ADL officials defended the organization's monitoring of groups allied with the Palestine Liberation Organization and the Muslim group Hamas in light of what they described as an "Arab terrorist threat" in the United States, a reference to the bombing of the World Trade Center. But ADL national director Abraham Foxman complained about the way the story was being played, saying that ADL's adversaries were trying to harm the organization.

"This is not the first time that those who wish us out of existence have tried to manufacture opportunities to see if they can destroy our operation and our effectiveness," Foxman said. Foxman also denied that his group has spied on "thousands" of Arab Americans, Forward reported. "We do not have wholesale files on Arab Americans. We do follow the organized activities of Arab Americans. People tend to forget very quickly that there are organizations [in America] that have been affiliated with the PLO, with the PFLP [Popular Front for the Liberation of Palestine], and with other groups."

Foxman disparaged the police report about undercover operations, saying that "what we have is relations with police departments across the country. " Intelligence-gathering, he told Forward, "is a central mission of the ADL" He said, however, that the operation's procedures would be reviewed.

Forward commented that" it is certainly no secret in press and law enforcement circles that the ADL gathers information on a wide range of groups. It regularly releases reports to the press on subjects ranging from Black anti-Semitism to Hamas activities in America. Though the ADL's information-gathering activities are being painted by some in the press as revelatory, it is also widely known that the ADL-like other organizations that monitor extremist organizations ... often uses informants to obtain information."

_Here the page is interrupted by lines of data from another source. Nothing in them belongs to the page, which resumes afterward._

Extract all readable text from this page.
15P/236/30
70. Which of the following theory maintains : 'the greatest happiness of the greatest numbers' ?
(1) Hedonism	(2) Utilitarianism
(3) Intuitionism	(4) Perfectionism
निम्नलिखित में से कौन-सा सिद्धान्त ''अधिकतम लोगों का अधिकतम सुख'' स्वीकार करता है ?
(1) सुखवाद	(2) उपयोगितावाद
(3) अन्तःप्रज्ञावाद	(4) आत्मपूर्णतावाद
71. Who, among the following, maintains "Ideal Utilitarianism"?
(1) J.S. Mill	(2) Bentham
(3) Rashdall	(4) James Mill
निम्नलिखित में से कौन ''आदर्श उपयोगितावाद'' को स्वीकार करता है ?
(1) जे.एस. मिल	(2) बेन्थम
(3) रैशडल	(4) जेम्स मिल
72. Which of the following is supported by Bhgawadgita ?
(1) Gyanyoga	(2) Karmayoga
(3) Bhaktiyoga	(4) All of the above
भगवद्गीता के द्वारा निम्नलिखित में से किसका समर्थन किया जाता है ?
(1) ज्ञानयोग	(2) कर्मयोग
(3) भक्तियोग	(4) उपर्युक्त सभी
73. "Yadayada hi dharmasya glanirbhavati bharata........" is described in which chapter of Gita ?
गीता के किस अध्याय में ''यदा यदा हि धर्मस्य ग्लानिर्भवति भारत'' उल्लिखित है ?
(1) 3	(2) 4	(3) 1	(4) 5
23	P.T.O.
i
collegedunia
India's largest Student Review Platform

The case is complicated by the charge that the ADL employed Roy Bullock, who has been accused of passing information to South Africa, Forward reported. Foxman said the ADL is not responsible for Bullock's activities. "The ADL is not spying on behalf of South Africa," he said. "Yes, Mr. Bullock worked for us. He was one of our investigators. But I don't have the slightest idea who else he worked for. "

Emigration Office Closed

The North American Aliyah Movement (NAAM), an organization promoting Jewish-American emigration to Israel, has had its funding cut off by the World Zionist Organization's Israel Aliyah Center, in a bitter dispute that has featured charges of cultural imperialism by the Americans and insubordination by the Israelis. The American group maintains that it should control emigration from the United States, but the World Zionist Organization has charged NAAM with misusing money. WZO's North American Aliyah Delegation chief Yossi Kucik fired NAAM's executive director, Alex Wolf, for "gross misconduct," according to Forward. "We have always run NAAM, and the World Zionist Organization has always funded it," said Kucik.

Sheldon Richman is a Washington, DC-based regular contributor to the Washington Report.